Оно оказывается лёгким, текучим, как у Бальмонта, с его изысканностью речи, как у Балтрушайтиса, тянущегося к звёздам, и даже плотность, интеллектуальная изощрённость стихов Вяч. Иванова в чём-то – вариант смертности.
Вороха осенних листьев вместо пламенеющих зданий.
Всё во всём – и всё к звёздам, будто цель серебряного века – вырваться из тела, прямо к ним, холодно сияющим миллионы лет, как у Георгия Иванова, обратиться.
Мистика века, тяжёлый модерн, черпающий из барокко, весомая изогнутость линий, словно часы Сальвадора Дали растеклись…
Стрелки указывают в противоположные стороны.
Философия?
Только идеализм: отказ от материального подразумевает оный.
Акмеизм – как антисимволизм.
Гумилёву не требуется течения: чеканя стихи свои, обойдётся, вместе и организуя акмеизм.
Не требуется никаких рамок Блоку, перерастающему символизм быстро: слишком закручивали потусторонние вихри.
Брюсов всё вложит в ячейки объяснений, а потом всё смешает, сочиняя мистические романы, любуясь проездом Коня Бледа по улице, где мчались омнибусы, кебы, автомобили.
Или как там?
Он капризен – серебряный век.
Снег, выпадающий в аду.
Он причудлив, его орнаменты усложнены.
Без него жизнь была бы пресной: он только ярче цветёт с годами…
* * *
Нечто общее можно найти у Бунина и Рабле?
Неистовство Алькофрибаса, жаркий жар гигантской фантасмагории, в небо упирающиеся головами обжоры, и – тончайший лиризм любви, всё на полутонах, но и на жестокой конкретике, как в случае с Олей Мещерской.
Литература хороша своей необъятностью: Лоренс Стерн, написавший весь постмодернизм, и не подозревал об этом; как Платонов едва ли бы согласился, что есть у него стилистическое единство с Василием Розановым: искажение фразы ради подчёркивания смысла и большей выразительности.
Громады, что давят сознанье, раскрывая коды мира – Толстой, Достоевский.
Но многих ли пробирают сегодня?
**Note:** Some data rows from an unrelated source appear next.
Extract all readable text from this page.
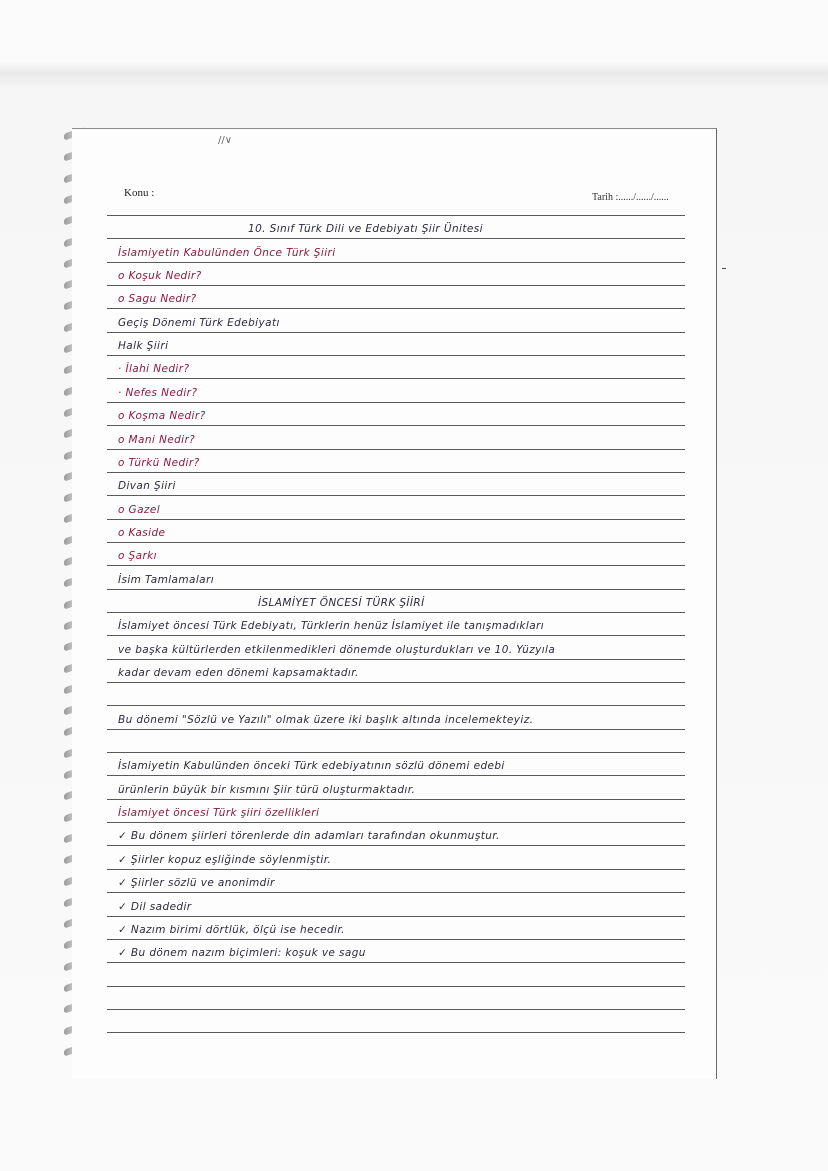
//∨
Konu :	Tarih :....../....../......
10. Sınıf Türk Dili ve Edebiyatı Şiir Ünitesi
İslamiyetin Kabulünden Önce Türk Şiiri
o Koşuk Nedir?
o Sagu Nedir?
Geçiş Dönemi Türk Edebiyatı
Halk Şiiri
· İlahi Nedir?
· Nefes Nedir?
o Koşma Nedir?
o Mani Nedir?
o Türkü Nedir?
Divan Şiiri
o Gazel
o Kaside
o Şarkı
İsim Tamlamaları
İSLAMİYET ÖNCESİ TÜRK ŞİİRİ
İslamiyet öncesi Türk Edebiyatı, Türklerin henüz İslamiyet ile tanışmadıkları
ve başka kültürlerden etkilenmedikleri dönemde oluşturdukları ve 10. Yüzyıla
kadar devam eden dönemi kapsamaktadır.
Bu dönemi "Sözlü ve Yazılı" olmak üzere iki başlık altında incelemekteyiz.
İslamiyetin Kabulünden önceki Türk edebiyatının sözlü dönemi edebi
ürünlerin büyük bir kısmını Şiir türü oluşturmaktadır.
İslamiyet öncesi Türk şiiri özellikleri
✓ Bu dönem şiirleri törenlerde din adamları tarafından okunmuştur.
✓ Şiirler kopuz eşliğinde söylenmiştir.
✓ Şiirler sözlü ve anonimdir
✓ Dil sadedir
✓ Nazım birimi dörtlük, ölçü ise hecedir.
✓ Bu dönem nazım biçimleri: koşuk ve sagu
В основном будут восприниматься ненужной избыточностью.
Великая литература ушла в былое, как и восприятие её?
Пожалуй – технологии бьют Бальзака и Стендаля, как хотят, но с ними ничего не происходит: отгадайте загадку «Красного и чёрного»?
Два цвета карьеры Сореля?
Церковной и военной?
Отгадайте загадку его, давно живущего между нами.
Сорель доказывает Гамлету, что тот не прав, отказываясь от жизни ради иллюзорных поисков и мести, когда сущность жизни в ней самой.
А шагрень у каждого своя: метафизическая, в реальности не проявленная шагрень, тем и интересна: постареешь настолько, насколько забрасывают вдаль собственные желания.
Даль и близь стилистики: необыкновенное витьё прустовских фраз, стремящихся втянуть в себя всё, что можно, оценит Ульрих, «Человек без свойств», читающей Агате, сестре-двойнице, волшебные стихи Ангелуса Силезиуса, пока тот изучает запредельные пейзажи с Якобом Бёме, созерцавшим их и тут, на земле.
Здесь, на земле…
Где Андреас Грифиус проходит тропами тридцатилетней войны ради чёткой огранки сонетов, а страшнее отряда Лермонтова не было на Кавказе, ведь Демон надстоял над поэтом, ищущим смерти постоянно: уж больно привлекателен её шип.
Литература необъятна – тем и интересна: можно выбрать Моби Дика, преследование которого становится навязчивой идеей Ахава, а можно сочащиеся трагизмом, цветные рассказы Бабеля, или взять и того, и другого, хотя выбор большинства ныне – отказ ото всего.
Зачем?
Нагружает!
Жизнь – и так проблема для человека, стоит ли отягощать её, делать более свинцовой?
Слово, разгорающееся в сознании, таит код запредельности, который и используется большой литературой.
Неважны объёмы: могут быть две гениальные фразы.
Паустовский считал, что и из двух может состоять замечательный рассказ.
Литература больше человека: Акутагава – изломанный, совершенный во фразе писатель – поведал о малости человеческой рядом с нею.
Может, потому и не читают сегодняшние люди – кому ж охота осознавать собственную малость.
Но литература, будучи необъятной, обещает такие возможности роста.